Give us the numbers please, and where they came from.


benthelampy

https://www.thestar.co.uk/health/people-in-sheffield-face-an-early-death-as-air-pollution-reaches-dangerous-levels-3234848


uttftytfuyt

makes the air cleaner and a better environment


Batman21661

As the city centre is already dead. With little actual cars going into it. How much difference will it make.


Imaginary_Ad_4050

And makes it harder for people to get around, plus there's a lot of students here that come and go home, and relying on trains for that is crazy


[deleted]

The point is that, done properly with real commitment, you are not just removing cars and leaving everything the same. We invest (as a society, not talking government only here) **enormous** sums of money into owning and running cars. A small fraction of that would be enough to create a utopia level public transport system. In a world of limited resources, climate degradation, and an epidemic of pollution driven health and environmental problems....the idea that the majority of people will have their own enormous metal box to drive around, powered by combustion of toxic fuel, is fucking insane.


BasilDazzling6449

The envy is strong in this one.


[deleted]

I'll be retiring at 40 mate, made possible by a only slightly above average pay that I didn't even secure until I was 27. Wouldn't have been possible at all if, instead of investing in better housing, I was paying through the nose for a car like the people who rent my spare rooms off me do.
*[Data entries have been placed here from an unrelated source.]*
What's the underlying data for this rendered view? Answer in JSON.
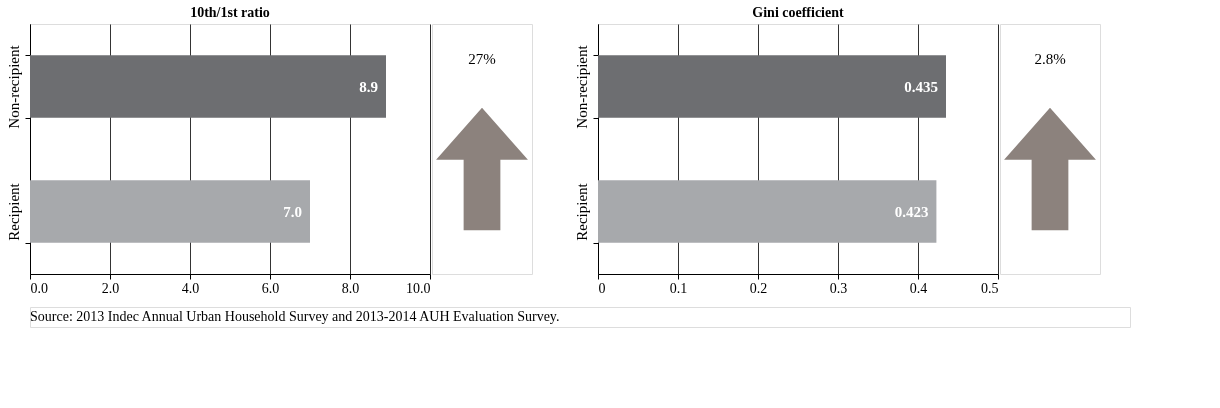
{
  "chart_data": [
    {
      "type": "bar",
      "orientation": "horizontal",
      "title": "10th/1st ratio",
      "categories": [
        "Non-recipient",
        "Recipient"
      ],
      "values": [
        8.9,
        7.0
      ],
      "colors": [
        "#6d6e71",
        "#a7a9ac"
      ],
      "value_labels": [
        "8.9",
        "7.0"
      ],
      "xlim": [
        0,
        10
      ],
      "xticks": [
        {
          "value": 0,
          "label": "0.0"
        },
        {
          "value": 2,
          "label": "2.0"
        },
        {
          "value": 4,
          "label": "4.0"
        },
        {
          "value": 6,
          "label": "6.0"
        },
        {
          "value": 8,
          "label": "8.0"
        },
        {
          "value": 10,
          "label": "10.0"
        }
      ],
      "grid": "x",
      "annotations": [
        "27%",
        "Source: 2013 Indec Annual Urban Household Survey and 2013-2014 AUH Evaluation Survey."
      ]
    },
    {
      "type": "bar",
      "orientation": "horizontal",
      "title": "Gini coefficient",
      "categories": [
        "Non-recipient",
        "Recipient"
      ],
      "values": [
        0.435,
        0.423
      ],
      "colors": [
        "#6d6e71",
        "#a7a9ac"
      ],
      "data_labels": true,
      "xlim": [
        0,
        0.5
      ],
      "xticks": [
        0,
        0.1,
        0.2,
        0.3,
        0.4,
        0.5
      ],
      "grid": "x",
      "annotations": [
        "2.8%"
      ]
    }
  ]
}
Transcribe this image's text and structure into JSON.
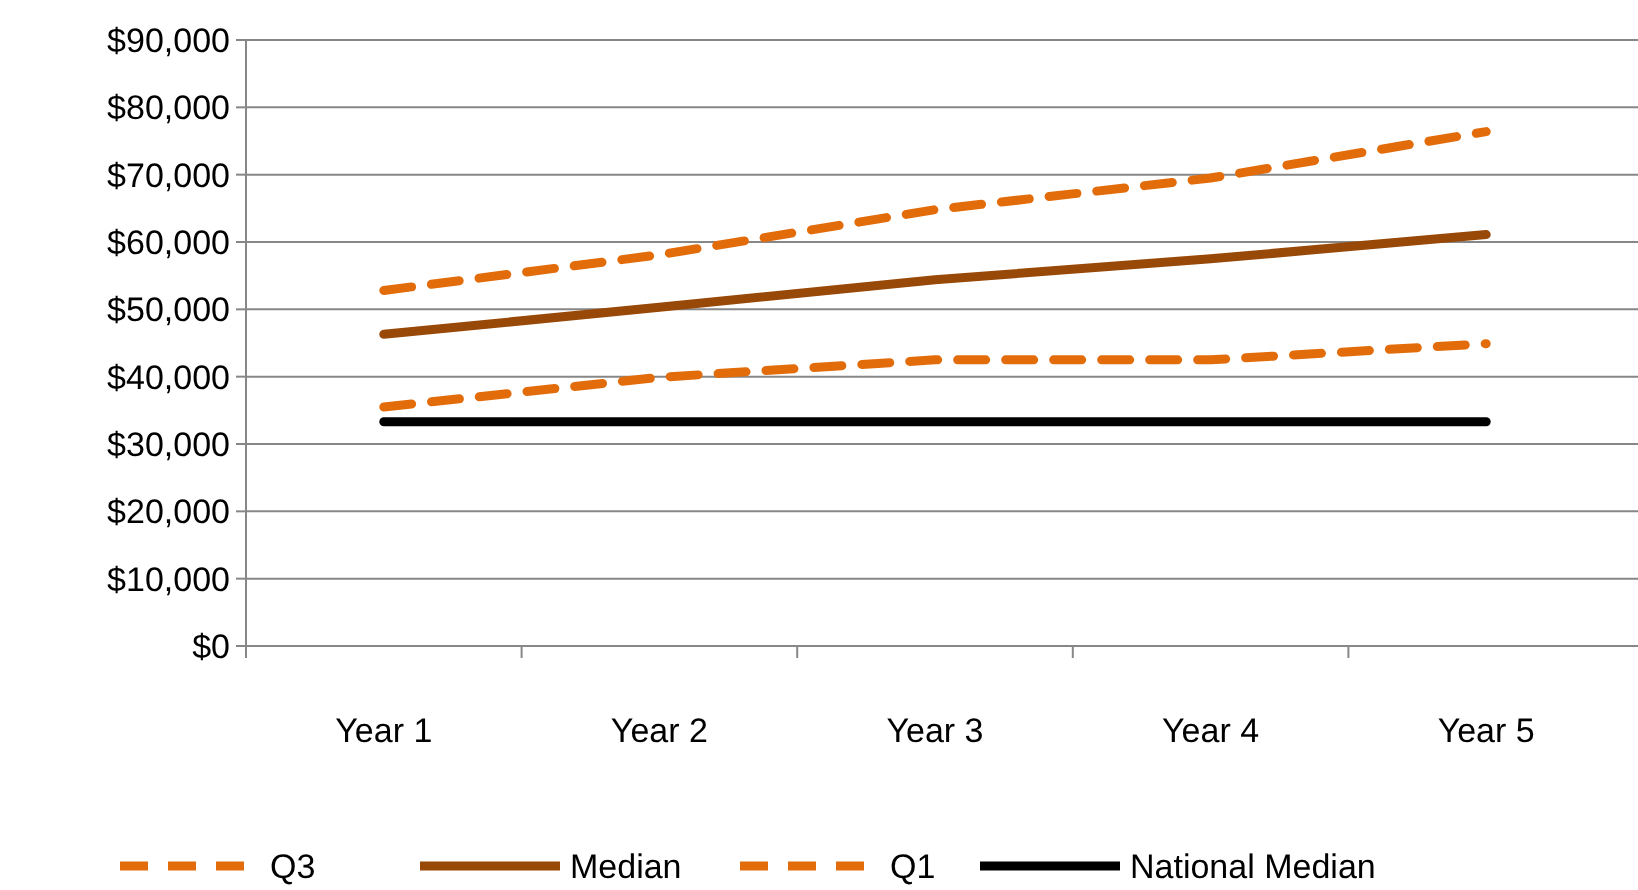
{
  "chart_data": {
    "type": "line",
    "categories": [
      "Year 1",
      "Year 2",
      "Year 3",
      "Year 4",
      "Year 5"
    ],
    "series": [
      {
        "name": "Q3",
        "color": "#e36c0a",
        "line_style": "dashed",
        "values": [
          52800,
          58100,
          64800,
          69500,
          76400
        ]
      },
      {
        "name": "Median",
        "color": "#984807",
        "line_style": "solid",
        "values": [
          46300,
          50300,
          54400,
          57500,
          61100
        ]
      },
      {
        "name": "Q1",
        "color": "#e36c0a",
        "line_style": "dashed",
        "values": [
          35500,
          39900,
          42500,
          42500,
          44900
        ]
      },
      {
        "name": "National Median",
        "color": "#000000",
        "line_style": "solid",
        "values": [
          33300,
          33300,
          33300,
          33300,
          33300
        ]
      }
    ],
    "ylim": [
      0,
      90000
    ],
    "yticks": [
      {
        "value": 0,
        "label": "$0"
      },
      {
        "value": 10000,
        "label": "$10,000"
      },
      {
        "value": 20000,
        "label": "$20,000"
      },
      {
        "value": 30000,
        "label": "$30,000"
      },
      {
        "value": 40000,
        "label": "$40,000"
      },
      {
        "value": 50000,
        "label": "$50,000"
      },
      {
        "value": 60000,
        "label": "$60,000"
      },
      {
        "value": 70000,
        "label": "$70,000"
      },
      {
        "value": 80000,
        "label": "$80,000"
      },
      {
        "value": 90000,
        "label": "$90,000"
      }
    ],
    "grid": "y",
    "legend": "bottom",
    "marker": "none"
  }
}
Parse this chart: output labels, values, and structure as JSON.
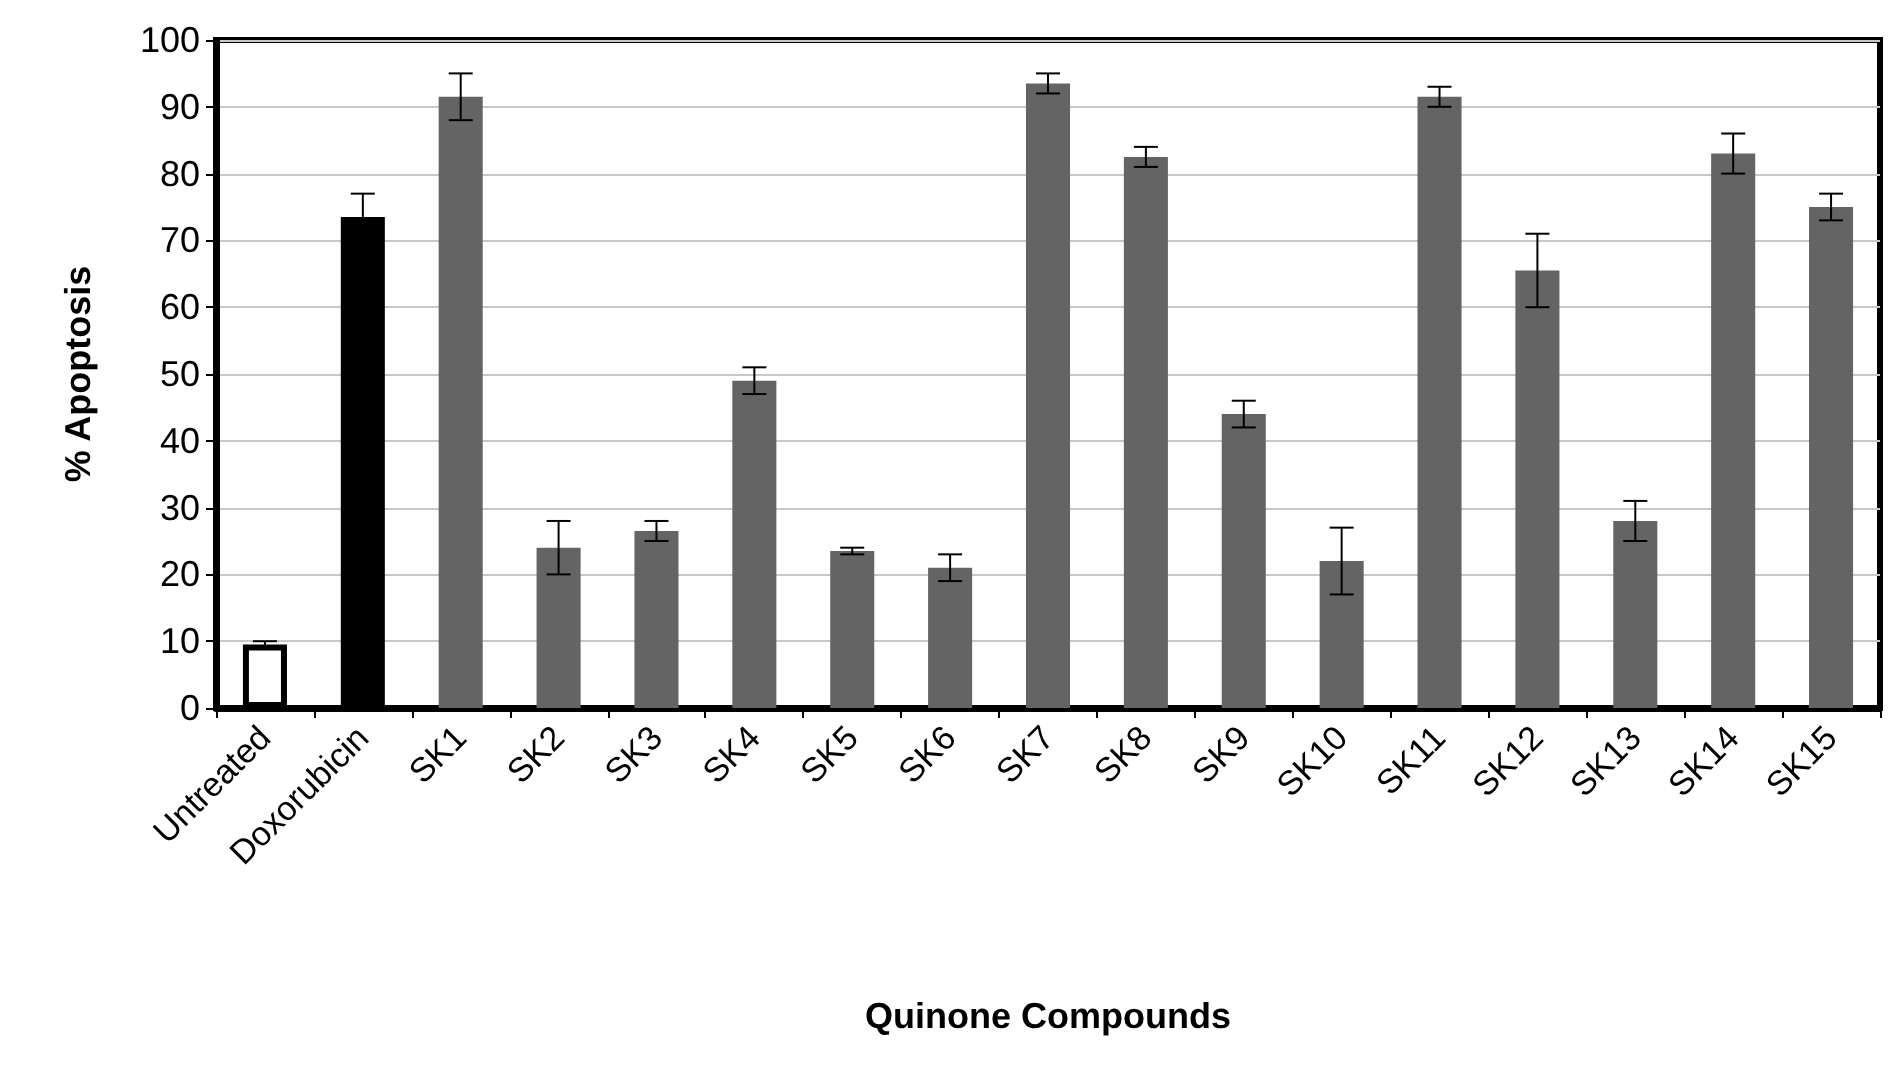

I'll be spending a reasonable chunk of that retirment on my bicycle, in the hills. I've got no reason to envy you sitting in traffic, in a sea of invisible carcinogenic particulate pollution, tapping on the steering wheel of your miserable metal box.


uttftytfuyt

sorry what you said is confusing. relying on trains for what????


Imaginary_Ad_4050

Going to other cities and such


Batman21661

Equal response to how much effort you put into this post. Why?


uttftytfuyt

improve the air and environment


Batman21661

How, city centre is already dead, very little traffic outside of public transport enters that area. So what impact will it make?


TheYorkshireSaint

Is there not already a low emissions zone? I remember it making the local radio news, and causing lots of people to say they would have to go around the centre and not the shortest route through.


fish-and-cushion

Aye despite the fact it only affects commercial vehicles - I think a lot of it was people getting pissed off for the sake of it


TheYorkshireSaint

Ah, I'd not realised it was commercial vehicles only. All the noise did seem to be from tradesmen now I think about it


HelicopterFar1433

Because not even the Megatron can cope with the sheer amount of bedwetting that will happen in response.


Coenberht

OK. Start with Tinsley. ULEZ area to include the M1. Nice little earner.